Cost is what usually drives production away from the U.S. and leads to greater import penetration. As one of the world’s biggest food producers, reliance on global corporations with little allegiance to home countries and new, high-tech, cultured meats would be a major headwind for American farmers. Worth noting, China made the “new foods” market part of its Five Year Plan this year.


Europe is worried. It may be too entrenched there to roll back.


“What this does is it tells ADM and Bunge how to purchase food and then the corporations will push that down to the cattle producers,” said Bill Bullard, CEO of R-CALF USA in Montana.


“They are gathering that information now, so what you have here is the first phase of government and/or corporate control of farmers and ranchers. And because there are so few companies you are selling to, these companies can limit what they buy and how they buy it. There is no rule now. But if there is a rule, the American rancher will be subject to what the packers say they need to do in order to be in compliance,” Bullard said.
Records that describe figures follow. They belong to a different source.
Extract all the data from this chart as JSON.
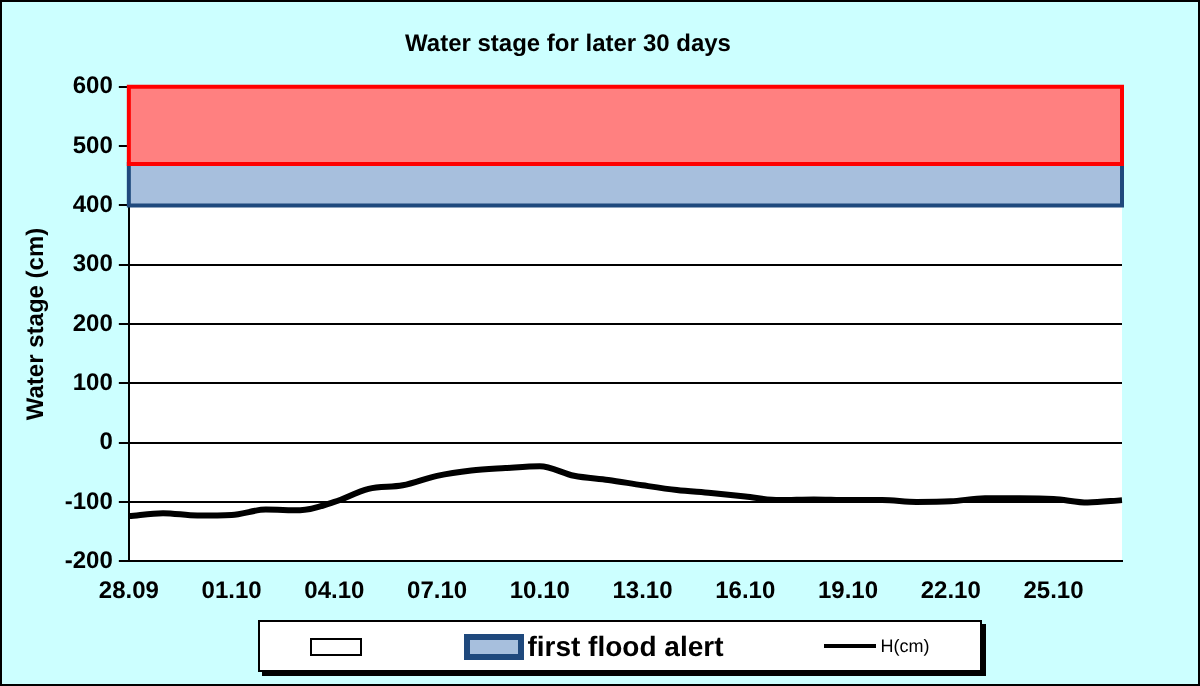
{
  "chart_data": {
    "type": "line",
    "title": "Water stage for later 30 days",
    "ylabel": "Water stage (cm)",
    "categories": [
      "28.09",
      null,
      null,
      "01.10",
      null,
      null,
      "04.10",
      null,
      null,
      "07.10",
      null,
      null,
      "10.10",
      null,
      null,
      "13.10",
      null,
      null,
      "16.10",
      null,
      null,
      "19.10",
      null,
      null,
      "22.10",
      null,
      null,
      "25.10",
      null,
      null
    ],
    "series": [
      {
        "name": "H(cm)",
        "color": "#000000",
        "values": [
          -124,
          -119,
          -123,
          -122,
          -113,
          -114,
          -100,
          -78,
          -72,
          -56,
          -47,
          -43,
          -40,
          -56,
          -63,
          -72,
          -80,
          -85,
          -91,
          -97,
          -96,
          -97,
          -97,
          -100,
          -99,
          -94,
          -94,
          -95,
          -101,
          -97
        ]
      }
    ],
    "ylim": [
      -200,
      600
    ],
    "yticks": [
      -200,
      -100,
      0,
      100,
      200,
      300,
      400,
      500,
      600
    ],
    "bands": [
      {
        "axis": "y",
        "from": 400,
        "to": 470,
        "label": "first flood alert",
        "color": "#a7bfdd"
      },
      {
        "axis": "y",
        "from": 470,
        "to": 600,
        "color": "#ff8080"
      }
    ],
    "grid": "y",
    "legend": "bottom",
    "marker": "none",
    "line_style": "solid"
  }
}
R-CALF issued a statement in support of the Dutch farmers on July 21, saying U.S. ranchers were “on the cusp of suffering the same fate.” Three days later, the Trudeau government in Canada said it wanted a 30% reduction in fertilizer use.


It’s getting closer.


“What the SEC is trying to do now is allow the banks to blackmail publicly traded companies into this ESG framework and now they are going to require it by regulation at the SEC,” said Tracy Hunt, a rancher in Wyoming. “For me, that means (Brazilian owned meat packer) JBS will be able to say, ‘hey boys, it’s not us making the rules. You have to do this for us or we can’t buy your beef because I wouldn’t be compliant’,” Hunt said.


“We already have some of the most stringent environmental rules in the world,” said CEO of Atlas Tool outside of Chicago, and Chairman of the Coalition for a Prosperous America, a DC think tank advocating primarily for American manufacturing and domestic production. “Multiple indicators show that our environmental policies are working. America’s waterways, land and air have improved significantly since the 70’s and keep improving. This SEC proposal is nothing but hand waving and virtue signaling, and if implemented, it will only move production to the dirtiest places on earth where no one is looking.”